Immunotherapy Biomarkers
    Immunotherapy biomarkers articles focus on the discovery, development and/or clinical significance of biomarkers for immunomodulatory anti-cancer treatments. This includes biomarkers for diagnostic, prognostic, predictive and pharmacodynamic purposes measured using diverse strategies; these may include but are not limited to: genomic or gene expression, serological analyses, cell-based or single-cell studies, in situ/localized tissue-based protein imaging, high content/multiparametric molecular platforms and imaging studies conducted in patients as well as model systems, retrospective collections and clinical trials. This section also welcomes studies reporting novel methods, technologies or computational approaches to interrogate the anti-tumor immune response that have the potential to advance the field.
    Manuscripts will be prioritized for peer review and publication on the basis of innovation/novelty of the biomarker-oriented research, adequate validation, clinical relevance and technological novelty. Special emphasis is assigned to: 1) Rigorous analytical validation of assays used (e.g. antibodies, mRNA probes, DNA sequences, molecular biosensors and modified reagents); 2) Reproducibility of findings in multiple populations/datasets/models; 3) Appropriate consideration of known biomarkers in the space under study; 4) In cases where correlations between a given biomarker and outcomes are made, a mechanistic understanding of the correlation should be sought (i.e. bioinformatics studies alone are unlikely to suffice) and 5)Use of appropriate statistics to account for cases stratification (e.g. cut-point selection), data overfitting and multiple hypothesis testing (e.g. adjustment of significance thresholds, P-values or other strategies to reduce type I error).

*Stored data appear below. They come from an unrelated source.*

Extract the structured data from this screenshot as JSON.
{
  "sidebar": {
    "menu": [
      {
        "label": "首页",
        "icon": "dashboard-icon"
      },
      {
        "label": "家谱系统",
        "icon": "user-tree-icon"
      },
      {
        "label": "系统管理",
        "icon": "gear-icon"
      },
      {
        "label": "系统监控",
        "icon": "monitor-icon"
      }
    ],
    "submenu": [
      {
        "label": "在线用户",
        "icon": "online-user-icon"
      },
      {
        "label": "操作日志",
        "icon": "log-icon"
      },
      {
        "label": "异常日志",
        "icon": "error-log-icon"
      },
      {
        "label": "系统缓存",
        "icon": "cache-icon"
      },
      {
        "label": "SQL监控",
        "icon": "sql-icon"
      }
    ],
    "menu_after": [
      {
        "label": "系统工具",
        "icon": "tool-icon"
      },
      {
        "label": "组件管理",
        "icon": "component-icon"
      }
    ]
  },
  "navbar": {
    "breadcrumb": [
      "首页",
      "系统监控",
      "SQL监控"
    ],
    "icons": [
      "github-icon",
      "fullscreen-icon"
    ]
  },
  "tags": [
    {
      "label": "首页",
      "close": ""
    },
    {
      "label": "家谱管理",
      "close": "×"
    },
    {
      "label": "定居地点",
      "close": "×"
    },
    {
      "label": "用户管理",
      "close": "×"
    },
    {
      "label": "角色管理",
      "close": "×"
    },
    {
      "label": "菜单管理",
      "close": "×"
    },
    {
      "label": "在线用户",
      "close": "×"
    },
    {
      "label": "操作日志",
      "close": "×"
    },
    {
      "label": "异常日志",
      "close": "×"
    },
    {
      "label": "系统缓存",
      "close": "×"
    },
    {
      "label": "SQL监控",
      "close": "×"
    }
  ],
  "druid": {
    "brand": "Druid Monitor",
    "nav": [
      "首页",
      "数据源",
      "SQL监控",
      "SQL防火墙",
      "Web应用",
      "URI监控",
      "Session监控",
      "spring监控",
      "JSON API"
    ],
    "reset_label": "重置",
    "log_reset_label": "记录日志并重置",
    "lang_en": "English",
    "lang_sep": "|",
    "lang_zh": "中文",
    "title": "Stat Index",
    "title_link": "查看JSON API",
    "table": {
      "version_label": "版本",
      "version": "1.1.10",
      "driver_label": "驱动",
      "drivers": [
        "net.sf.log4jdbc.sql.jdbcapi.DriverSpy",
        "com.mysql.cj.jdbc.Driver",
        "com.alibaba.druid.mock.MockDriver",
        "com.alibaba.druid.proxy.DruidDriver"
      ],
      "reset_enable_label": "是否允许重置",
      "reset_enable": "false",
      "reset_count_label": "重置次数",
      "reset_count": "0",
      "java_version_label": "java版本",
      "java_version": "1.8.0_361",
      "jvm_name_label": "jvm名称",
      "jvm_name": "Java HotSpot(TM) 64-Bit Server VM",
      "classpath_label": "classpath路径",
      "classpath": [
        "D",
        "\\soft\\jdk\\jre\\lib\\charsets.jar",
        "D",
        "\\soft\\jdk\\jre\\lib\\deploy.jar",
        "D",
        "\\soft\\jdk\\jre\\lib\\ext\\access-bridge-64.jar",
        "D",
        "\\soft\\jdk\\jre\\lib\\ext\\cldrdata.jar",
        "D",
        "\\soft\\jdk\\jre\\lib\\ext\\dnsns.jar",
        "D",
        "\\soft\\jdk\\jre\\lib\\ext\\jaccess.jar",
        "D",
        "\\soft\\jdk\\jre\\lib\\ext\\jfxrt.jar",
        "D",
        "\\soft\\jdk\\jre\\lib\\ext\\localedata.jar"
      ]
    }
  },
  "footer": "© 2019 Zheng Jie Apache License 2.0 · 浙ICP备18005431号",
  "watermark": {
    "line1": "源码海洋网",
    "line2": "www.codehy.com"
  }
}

Oncolytic and Local Immunotherapy
    Oncolytic and local immunotherapy articles focus on the role of therapeutic agents designed for targeting tumor cells and/or the tumor microenvironment locally. This includes oncolytic viruses, microbial agents, innate immune agonists, direct and systemically delivered proteins, and DNA/RNA products that act primarily within established tumors. While all anti-neoplastic agents ultimately mediate activity within the tumor site, this section prefers locally delivered and/or targeted agents whose primary mode of action is inducing immune activation or regulation within the tumor microenvironment. Research describing the characterization and basic biology of oncolytic agents and novel delivery systems with an emphasis on how these intra-tumoral directed agents modulate local and systemic host innate and adaptive anti-tumor immunity are of particular interest. In addition, the section welcomes translational and clinical investigations involving new oncolytic immunotherapy agents or those that include an oncolytic or local treatment approach as part of combination therapeutic regimens.
Reviews
    Reviews are generally directly commissioned by JITC editors. These are fact/data-driven works that cumulate several articles of importance on a particular subject or research area in a review format with the goal of providing the “state of the art” in the field. Topics include recent major advances and discoveries, significant gaps in the research, current debates, and/or ideas of where research might go next written by authors who are leading contributors in the field. Submissions should offer new insights to advance the field forward. We do not accept unsolicited submissions for this type of article, but potential authors may send presubmission inquiries addressed to the section editors at info.jitc@bmj.com for further consideration by JITC editorial leadership. Research reviews that systematically synthesise evidence (e.g. Systematic reviews, Meta-analysis, Scoping reviews, Mixed methods reviews, etc) are classified by the journal as Original research and must be submitted as such to the appropriate section.